While Texas has some of the nation’s toughest restrictions on reproductive health care, it has also drastically cut funding to family planning centers. At the same time the state has increased funding to so-called crisis pregnancy centers (CPC), which has decreased the access women have to reproductive health care in the state. In Rick Perry’s Texas, women are not trusted to make their own reproductive health care decisions.
As the Texas Tribune reported, the Texas Legislature cut $73.6 million from the Department of State Health Services budget for family planning programs. The budget for family planning went from $111.5 million from 2010-11 to $37.9 million for 2012-13. According to the DSHS own reports the funding cuts will cause a reduction of 180,000 client out of 220,000 that receive family planning services. The Legislative Budget Board estimates that the cuts could lead to 20,500 additional births.
Dorothy Reno, Director of Clinics of Planned Parenthood of the Texas Capital Region, explains below in an interview with Thanh Tan of the Texas Tribune what effect the cuts in family planning will have on Texas women. These effects could include women not detecting breast or cervical cancer until the later stages, or not detecting a sexual transmitted disease (STD) until after transmission to a sexual partner or it having an effect on their fertility.
When taken in the context of a legislative session that saw the Texas budget slashed, especially in areas such as health and human services, it is easy to consider the move to cut family planning as part of a general program of austerity. Except that while the legislature was cutting funds to provide low income women in Texas with access to basic reproductive health care, it was increasing funding for ideological driven CPC’s.
According to reporting by the Texas Tribune, the legislature increased the budget of the Alternatives to Abortion program by $300,000. The $8.3 million budget for the program goes to fund Texas Pregnancy Care Network (TPCN), a nonprofit organization that contracts with the Texas Health and Human Services Commission. These funds fund CPC’s, adoption agencies, social service agencies and maternity homes. While the legislature cut funds for women’s reproductive health care, it increased funds for a program that has been a public policy failure.
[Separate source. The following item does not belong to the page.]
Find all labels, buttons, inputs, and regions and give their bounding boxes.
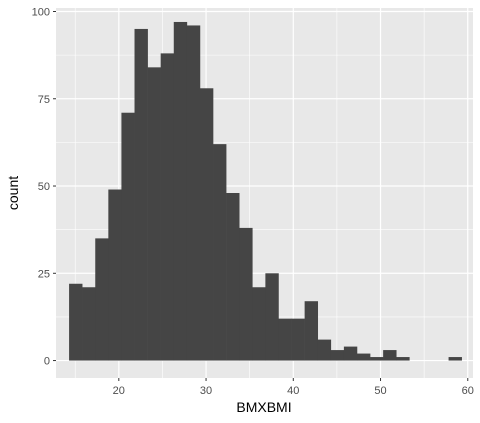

As the Texas Independent reported, the data shows that by any measure the Alternatives to Abortion program has not met its goals and policy objectives. While the state funded family planning programs served approximately 220,000 women annually, the Alternatives to Abortion program only serves 18,000. In 2010, the program fell nearly 20% short of its projected client goal but was rewarded a 60% budget increase in 2009. The program also funnels funds to urban areas while ignoring rural areas that have less access to health care.
Not only are COC’s a policy failure – but they are Constitutional failure as well. Investigative reporting by the Texas Independent shows that CPC’s “routinely blur the line between counseling and religious proselytizing.” This investigation shows that TPCN’s own documents of inspections showed a failure to label and separate “spiritual materials from its education materials.” The investigation also showed that volunteers are told to invoked God when clients want an abortion and to “tell them to trust God, he’s got a bigger plan.”
While conflating religion and medical information, CPC’s has also been found to provide misleading and false information. A federal report commissioned by U.S. Rep. Henry Waxman (D-CA) showed that “federally funded ‘pregnancy resource centers’ are incorrectly telling women that abortion results in an increased risk of breast cancer, infertility and deep psychological trauma.” The report found that 20 of 23 federally funded centers told clients misleading or false information about abortion, including the dubious assertion that there is a link between abortion and breast cancer.
The NARAL Pro-Choice Texas Foundation laid out the failures of the Alternatives to Abortion program in a report earlier this year. “The Alternatives to Abortion program provides no recommended health services, does nothing to reduce the rate of unintended pregnancy (and thus the need for abortion), and uses millions of taxpayer dollars to fund a limited network of controversial, unlicensed, and unregulated social service providers.”
At a time when America is facing the greatest economic downturn since the Great Depression, when poverty rates in Texas are rising, and the uninsured rate in Texas is the highest in the nation, the Republican dominated Texas legislature cut funding for programs proven to helping working women while increasing funding for religious organizations that do nothing for women’s health care.